Um lactente de 7 meses de idade, internado em Unidade de Terapia Intensiva Pediátrica devido a um quadro de choque séptico de foco pulmonar, apresenta subitamente deterioração clínica com bradicardia extrema evoluindo para assistolia no monitor cardíaco. A equipe prontamente inicia as manobras de ressuscitação cardiopulmonar. O paciente já se encontra em ventilação mecânica invasiva, com via aérea avançada (tubo orotraqueal) devidamente posicionada e confirmada. Considerando as recomendações atuais para o suporte avançado de vida em pediatria, a conduta correta em relação à técnica de compressão e ventilação durante a ressuscitação é:

Alternativas

  1. A) Realizar compressões torácicas a uma frequência de 100 a 120 por minuto, com profundidade de aproximadamente 4 cm, e fornecer ventilações assíncronas a uma frequência de uma incursão a cada 2 a 3 segundos.
  2. B) Executar a ressuscitação mantendo a relação de 15 compressões para 2 ventilações de forma coordenada, com profundidade de um terço do diâmetro anteroposterior do tórax, mesmo com a via aérea avançada.
  3. C) Aplicar compressões torácicas a uma frequência de 120 a 140 por minuto, com profundidade de 4 cm, e ventilações assíncronas em uma frequência de 12 a 20 incursões por minuto.
  4. D) Manter compressões torácicas a uma frequência de 100 a 120 por minuto, com profundidade de 5 cm, garantindo ventilações assíncronas na frequência de uma incursão a cada 6 segundos.

Pérola Clínica

RCP Pediatria + Via Aérea Avançada → 100-120 compressões/min + 1 ventilação a cada 2-3s (assíncronas).

Resumo-Chave

Com via aérea avançada, a RCP em pediatria deve ser assíncrona, com ventilações mais frequentes (20-30/min) do que em adultos para otimizar a oxigenação e ventilação.

Contexto Educacional

A ressuscitação cardiopulmonar em pediatria foca intensamente na oxigenação e ventilação, visto que a maioria das paradas cardiorrespiratórias (PCR) nesta faixa etária tem etiologia hipóxica ou respiratória, diferentemente da etiologia predominantemente cardíaca em adultos. A transição para a via aérea avançada durante o Suporte Avançado de Vida em Pediatria (PALS) visa garantir a patência da via aérea e permitir ventilações eficazes sem interrupção das compressões. As diretrizes de 2020 da American Heart Association (AHA) aumentaram a frequência respiratória recomendada durante a RCP com via aérea avançada para 20-30 ventilações por minuto. Estudos demonstraram que frequências respiratórias mais altas estão associadas a melhores taxas de retorno à circulação espontânea (RCE) e sobrevida em crianças. A manutenção de compressões de alta qualidade (frequência de 100-120/min e profundidade adequada) permanece como o alicerce fundamental para gerar débito cardíaco artificial durante a PCR.

Perguntas Frequentes

Qual a frequência de ventilação na RCP pediátrica com tubo?

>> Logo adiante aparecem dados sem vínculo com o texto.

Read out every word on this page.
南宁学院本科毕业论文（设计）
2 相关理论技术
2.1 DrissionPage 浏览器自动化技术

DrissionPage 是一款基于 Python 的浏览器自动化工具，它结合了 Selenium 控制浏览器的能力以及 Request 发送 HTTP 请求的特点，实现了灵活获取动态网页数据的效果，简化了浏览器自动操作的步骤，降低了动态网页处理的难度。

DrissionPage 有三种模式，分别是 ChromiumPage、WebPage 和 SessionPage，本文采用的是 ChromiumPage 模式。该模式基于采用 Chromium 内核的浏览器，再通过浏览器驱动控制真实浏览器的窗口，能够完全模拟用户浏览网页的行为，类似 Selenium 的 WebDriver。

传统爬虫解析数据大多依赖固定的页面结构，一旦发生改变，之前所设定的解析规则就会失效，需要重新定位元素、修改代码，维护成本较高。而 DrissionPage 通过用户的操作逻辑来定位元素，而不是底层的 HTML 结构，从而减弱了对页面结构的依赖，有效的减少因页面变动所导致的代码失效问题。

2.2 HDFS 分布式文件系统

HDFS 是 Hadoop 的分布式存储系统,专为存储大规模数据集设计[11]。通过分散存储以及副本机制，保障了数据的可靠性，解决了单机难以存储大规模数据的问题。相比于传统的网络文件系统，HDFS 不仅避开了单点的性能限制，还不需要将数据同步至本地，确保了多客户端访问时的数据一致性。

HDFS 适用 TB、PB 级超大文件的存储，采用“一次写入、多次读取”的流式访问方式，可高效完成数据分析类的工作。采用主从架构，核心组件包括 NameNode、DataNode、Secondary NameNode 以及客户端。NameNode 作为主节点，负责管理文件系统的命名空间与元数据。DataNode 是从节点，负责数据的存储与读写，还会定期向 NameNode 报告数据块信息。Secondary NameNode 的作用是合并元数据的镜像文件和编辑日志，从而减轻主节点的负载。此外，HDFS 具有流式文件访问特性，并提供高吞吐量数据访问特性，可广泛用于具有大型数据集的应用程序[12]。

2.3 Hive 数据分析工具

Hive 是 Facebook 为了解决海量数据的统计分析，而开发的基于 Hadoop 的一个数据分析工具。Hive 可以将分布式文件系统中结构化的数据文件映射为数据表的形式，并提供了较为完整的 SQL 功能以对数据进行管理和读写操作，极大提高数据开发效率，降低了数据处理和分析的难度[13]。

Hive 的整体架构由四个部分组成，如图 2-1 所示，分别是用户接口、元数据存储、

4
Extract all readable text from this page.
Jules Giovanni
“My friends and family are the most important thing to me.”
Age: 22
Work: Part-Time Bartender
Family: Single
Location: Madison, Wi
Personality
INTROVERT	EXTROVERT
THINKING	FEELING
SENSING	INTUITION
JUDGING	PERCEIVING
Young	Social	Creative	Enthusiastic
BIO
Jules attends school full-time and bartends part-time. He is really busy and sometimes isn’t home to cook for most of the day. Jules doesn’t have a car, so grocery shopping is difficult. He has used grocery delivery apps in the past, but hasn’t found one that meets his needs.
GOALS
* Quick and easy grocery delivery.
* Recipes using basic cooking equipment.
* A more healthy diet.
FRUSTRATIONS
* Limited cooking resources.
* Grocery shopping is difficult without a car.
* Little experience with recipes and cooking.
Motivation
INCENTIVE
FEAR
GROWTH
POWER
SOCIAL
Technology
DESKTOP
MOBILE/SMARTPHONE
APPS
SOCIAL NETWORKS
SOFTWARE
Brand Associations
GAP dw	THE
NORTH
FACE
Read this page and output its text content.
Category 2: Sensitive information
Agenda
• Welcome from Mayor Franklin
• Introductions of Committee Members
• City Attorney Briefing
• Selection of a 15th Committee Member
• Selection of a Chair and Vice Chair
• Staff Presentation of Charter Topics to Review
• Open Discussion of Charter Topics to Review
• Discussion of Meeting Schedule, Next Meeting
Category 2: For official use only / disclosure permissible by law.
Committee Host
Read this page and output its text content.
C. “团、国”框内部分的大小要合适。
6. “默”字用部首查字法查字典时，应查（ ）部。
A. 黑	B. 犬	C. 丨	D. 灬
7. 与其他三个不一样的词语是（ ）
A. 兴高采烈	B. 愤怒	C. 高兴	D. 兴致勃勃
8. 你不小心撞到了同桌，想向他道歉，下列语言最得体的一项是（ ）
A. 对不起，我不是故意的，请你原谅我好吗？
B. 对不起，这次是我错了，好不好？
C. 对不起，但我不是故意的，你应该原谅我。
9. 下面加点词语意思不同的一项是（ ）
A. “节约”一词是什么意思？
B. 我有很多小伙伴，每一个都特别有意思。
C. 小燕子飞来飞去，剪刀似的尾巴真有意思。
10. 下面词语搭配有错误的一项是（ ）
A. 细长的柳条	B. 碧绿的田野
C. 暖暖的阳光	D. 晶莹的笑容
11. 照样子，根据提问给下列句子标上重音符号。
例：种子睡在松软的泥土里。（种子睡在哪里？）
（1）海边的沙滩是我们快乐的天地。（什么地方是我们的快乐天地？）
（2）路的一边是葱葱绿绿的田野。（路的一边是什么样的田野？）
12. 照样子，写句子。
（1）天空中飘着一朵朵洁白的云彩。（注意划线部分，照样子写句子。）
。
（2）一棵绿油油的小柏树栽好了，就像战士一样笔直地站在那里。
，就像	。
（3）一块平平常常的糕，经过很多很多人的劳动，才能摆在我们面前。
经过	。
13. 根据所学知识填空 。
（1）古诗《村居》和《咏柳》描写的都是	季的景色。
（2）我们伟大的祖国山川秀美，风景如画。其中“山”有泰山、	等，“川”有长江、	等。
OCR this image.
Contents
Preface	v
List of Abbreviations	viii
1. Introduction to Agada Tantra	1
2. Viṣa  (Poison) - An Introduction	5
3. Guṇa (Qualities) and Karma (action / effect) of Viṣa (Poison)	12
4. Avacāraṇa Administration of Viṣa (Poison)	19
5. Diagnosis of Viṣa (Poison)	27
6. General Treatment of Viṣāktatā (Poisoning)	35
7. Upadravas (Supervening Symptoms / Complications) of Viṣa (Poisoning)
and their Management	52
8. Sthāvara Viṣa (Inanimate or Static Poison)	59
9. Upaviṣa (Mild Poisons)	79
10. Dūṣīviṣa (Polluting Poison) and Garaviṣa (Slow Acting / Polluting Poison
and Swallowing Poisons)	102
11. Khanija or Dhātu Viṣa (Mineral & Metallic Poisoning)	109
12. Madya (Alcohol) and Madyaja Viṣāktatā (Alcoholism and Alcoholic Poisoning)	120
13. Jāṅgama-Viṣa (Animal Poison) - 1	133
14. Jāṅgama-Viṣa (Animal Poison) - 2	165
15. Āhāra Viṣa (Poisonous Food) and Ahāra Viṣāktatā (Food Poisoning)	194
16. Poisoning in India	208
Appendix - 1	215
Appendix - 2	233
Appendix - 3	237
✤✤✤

De acordo com as atualizações mais recentes do PALS (AHA), uma vez estabelecida uma via aérea avançada (tubo orotraqueal ou dispositivo supraglótico), as ventilações devem ser fornecidas de forma assíncrona em uma frequência de 20 a 30 incursões por minuto. Isso equivale a uma ventilação a cada 2 a 3 segundos, o que é significativamente mais rápido do que a recomendação para adultos.

Qual a profundidade correta das compressões em lactentes?

Em lactentes (menores de 1 ano), a profundidade das compressões torácicas deve ser de aproximadamente um terço do diâmetro anteroposterior do tórax, o que corresponde a cerca de 4 cm (1,5 polegadas). Em crianças maiores, a profundidade é de cerca de 5 cm. É fundamental permitir o retorno total do tórax entre as compressões para garantir o enchimento cardíaco.

Quando a RCP é considerada assíncrona?

A RCP torna-se assíncrona no momento em que uma via aérea avançada é confirmada e fixada. Nesse cenário, o socorrista responsável pelas compressões mantém uma frequência contínua de 100 a 120 por minuto, sem pausar para as ventilações. Simultaneamente, o socorrista responsável pela via aérea fornece as ventilações na frequência recomendada, sem necessidade de coordenação com as compressões.